Lo Stato ebraico, la cui nascita era stata solennemente sancita da una
Risoluzione delle Nazioni Unite nel Novembre 1947, si ricostituisce il 14
maggio del 1948. Il suo nome è Israele. Appena nato, è subito attaccato da
cinque eserciti arabi.

Con il “fattore Israele” la vita degli ebrei italiani si politicizza, ma questo li


aiuta in una più vasta ricerca di sé, della propria identità, ciò che non
impedisce loro di partecipare con passione alle vicende del nostro paese, di
cui sono parte integrante. Un attentato da parte di terroristi palestinesi contro
i fedeli usciti dal Tempio Maggiore di Roma il 9 ottobre 1982, in occasione di
una cerimonia religiosa, lascia sangue sull’asfalto. Un bambino di tre anni è
ucciso, decine sono i feriti. L’attentato riporta la Comunità ebraica romana a
una realtà che sembrava consegnata al passato.

Il 13 aprile del 1986 avviene un fatto senza precedenti: Giovanni Paolo II si


reca in visita al Tempio Maggiore di Roma. Mai, in tutta la storia, un pontefice
aveva varcato la soglia di una sinagoga. E’ un momento di grandissima
emozione. Dopo il gesto e le parole di Giovanni Paolo II ai “fratelli maggiori”
ebrei, si comincia ad intravedere un filo di speranza per il futuro.

Gli ebrei italiani oggi


Oggi gli ebrei italiani iscritti alle 21 Comunità del paese sono meno di 30.000
su una popolazione di 57 milioni.
Quasi la metà vivono a Roma, meno di 10.000 a Milano.
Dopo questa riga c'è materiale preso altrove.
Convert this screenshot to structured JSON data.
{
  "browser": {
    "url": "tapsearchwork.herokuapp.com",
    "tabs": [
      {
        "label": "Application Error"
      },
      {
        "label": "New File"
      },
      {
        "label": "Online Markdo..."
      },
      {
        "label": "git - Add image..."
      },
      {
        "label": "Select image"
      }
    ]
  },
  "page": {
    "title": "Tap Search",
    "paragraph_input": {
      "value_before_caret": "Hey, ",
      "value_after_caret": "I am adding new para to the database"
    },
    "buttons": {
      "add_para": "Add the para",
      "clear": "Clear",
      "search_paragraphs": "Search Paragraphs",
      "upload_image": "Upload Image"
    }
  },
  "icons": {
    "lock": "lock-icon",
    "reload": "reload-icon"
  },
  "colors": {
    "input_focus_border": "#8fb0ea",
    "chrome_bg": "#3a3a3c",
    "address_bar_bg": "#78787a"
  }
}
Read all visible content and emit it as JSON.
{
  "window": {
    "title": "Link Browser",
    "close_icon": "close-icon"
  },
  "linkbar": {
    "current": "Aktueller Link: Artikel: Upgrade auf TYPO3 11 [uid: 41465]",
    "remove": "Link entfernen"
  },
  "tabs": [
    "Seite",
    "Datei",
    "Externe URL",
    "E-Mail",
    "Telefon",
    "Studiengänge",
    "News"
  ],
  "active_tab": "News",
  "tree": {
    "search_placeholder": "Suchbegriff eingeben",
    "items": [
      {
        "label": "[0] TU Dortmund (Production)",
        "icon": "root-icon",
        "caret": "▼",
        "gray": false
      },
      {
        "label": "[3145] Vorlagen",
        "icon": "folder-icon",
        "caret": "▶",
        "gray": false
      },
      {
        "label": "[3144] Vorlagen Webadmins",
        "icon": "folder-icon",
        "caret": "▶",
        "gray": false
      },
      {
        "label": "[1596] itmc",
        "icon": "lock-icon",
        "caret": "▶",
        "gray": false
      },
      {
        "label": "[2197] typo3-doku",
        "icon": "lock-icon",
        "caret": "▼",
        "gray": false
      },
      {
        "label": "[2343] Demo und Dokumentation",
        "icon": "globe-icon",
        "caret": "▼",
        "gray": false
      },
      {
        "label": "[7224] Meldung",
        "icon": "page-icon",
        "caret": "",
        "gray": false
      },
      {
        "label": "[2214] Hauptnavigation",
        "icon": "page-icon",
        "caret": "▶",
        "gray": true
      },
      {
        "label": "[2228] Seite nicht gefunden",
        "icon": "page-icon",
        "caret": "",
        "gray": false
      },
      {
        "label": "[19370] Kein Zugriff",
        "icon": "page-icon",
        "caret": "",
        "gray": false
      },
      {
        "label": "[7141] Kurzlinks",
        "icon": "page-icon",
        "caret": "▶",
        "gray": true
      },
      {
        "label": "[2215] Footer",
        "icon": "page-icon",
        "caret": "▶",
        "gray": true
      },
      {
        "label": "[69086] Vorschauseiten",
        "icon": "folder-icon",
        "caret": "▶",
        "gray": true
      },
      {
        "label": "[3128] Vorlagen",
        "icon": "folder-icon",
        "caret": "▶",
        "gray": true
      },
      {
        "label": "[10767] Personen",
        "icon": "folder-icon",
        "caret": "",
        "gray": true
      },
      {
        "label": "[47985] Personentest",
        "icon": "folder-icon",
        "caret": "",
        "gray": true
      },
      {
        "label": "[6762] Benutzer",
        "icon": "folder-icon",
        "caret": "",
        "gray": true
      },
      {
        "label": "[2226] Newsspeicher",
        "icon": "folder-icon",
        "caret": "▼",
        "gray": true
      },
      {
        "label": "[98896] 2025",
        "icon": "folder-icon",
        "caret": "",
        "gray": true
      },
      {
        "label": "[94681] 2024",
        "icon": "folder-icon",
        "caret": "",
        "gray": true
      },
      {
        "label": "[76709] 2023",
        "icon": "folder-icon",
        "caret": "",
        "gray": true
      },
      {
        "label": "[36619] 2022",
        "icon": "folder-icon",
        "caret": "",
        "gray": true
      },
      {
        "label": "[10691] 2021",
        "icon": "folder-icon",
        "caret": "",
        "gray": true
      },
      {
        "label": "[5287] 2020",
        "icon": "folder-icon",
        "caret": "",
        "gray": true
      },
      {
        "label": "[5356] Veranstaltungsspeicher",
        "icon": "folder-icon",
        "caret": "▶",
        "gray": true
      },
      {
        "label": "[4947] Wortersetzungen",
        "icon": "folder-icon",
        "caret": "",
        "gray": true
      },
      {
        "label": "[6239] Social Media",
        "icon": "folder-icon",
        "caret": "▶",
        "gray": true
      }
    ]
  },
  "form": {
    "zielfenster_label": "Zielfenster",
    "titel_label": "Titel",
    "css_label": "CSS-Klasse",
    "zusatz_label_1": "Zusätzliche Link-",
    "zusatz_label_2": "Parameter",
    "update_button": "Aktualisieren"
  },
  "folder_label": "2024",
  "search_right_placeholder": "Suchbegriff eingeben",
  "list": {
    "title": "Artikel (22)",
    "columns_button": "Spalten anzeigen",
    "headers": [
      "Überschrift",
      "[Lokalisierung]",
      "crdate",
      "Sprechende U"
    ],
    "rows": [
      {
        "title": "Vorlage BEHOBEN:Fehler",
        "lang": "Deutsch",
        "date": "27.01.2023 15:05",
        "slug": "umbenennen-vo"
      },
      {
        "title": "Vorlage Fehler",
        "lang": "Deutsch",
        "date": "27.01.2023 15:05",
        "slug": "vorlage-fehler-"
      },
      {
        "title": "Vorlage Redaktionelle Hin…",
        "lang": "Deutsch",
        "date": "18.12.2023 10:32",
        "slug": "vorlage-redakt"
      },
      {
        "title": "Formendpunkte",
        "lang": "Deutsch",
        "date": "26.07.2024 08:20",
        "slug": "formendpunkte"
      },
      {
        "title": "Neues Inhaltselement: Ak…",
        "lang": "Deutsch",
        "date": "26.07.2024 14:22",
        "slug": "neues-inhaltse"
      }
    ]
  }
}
Gli altri sono sparsi
in Comunità definite “medie” (Torino, Firenze, Trieste, Livorno, Venezia) o
“piccole”.
Le varie Comunità, ognuna delle quali retta da un Consiglio eletto dagli
iscritti, sono riunite nell’Unione delle Comunità Ebraiche Italiane, che ha sede
a Roma e le rappresenta nei rapporti con il Governo e con le Istituzioni
pubbliche. L’Unione provvede poi al coordinamento delle esigenze culturali e
cultuali delle Comunità ebraiche e al sostegno di quelle più piccole.
Malgrado i molti problemi, malgrado la crisi demografica, l’ebraismo italiano
resta vivo e vivace e rappresenta, all’interno della propria cominutà, un
elemento di stimolo, di riflessione e di confronto.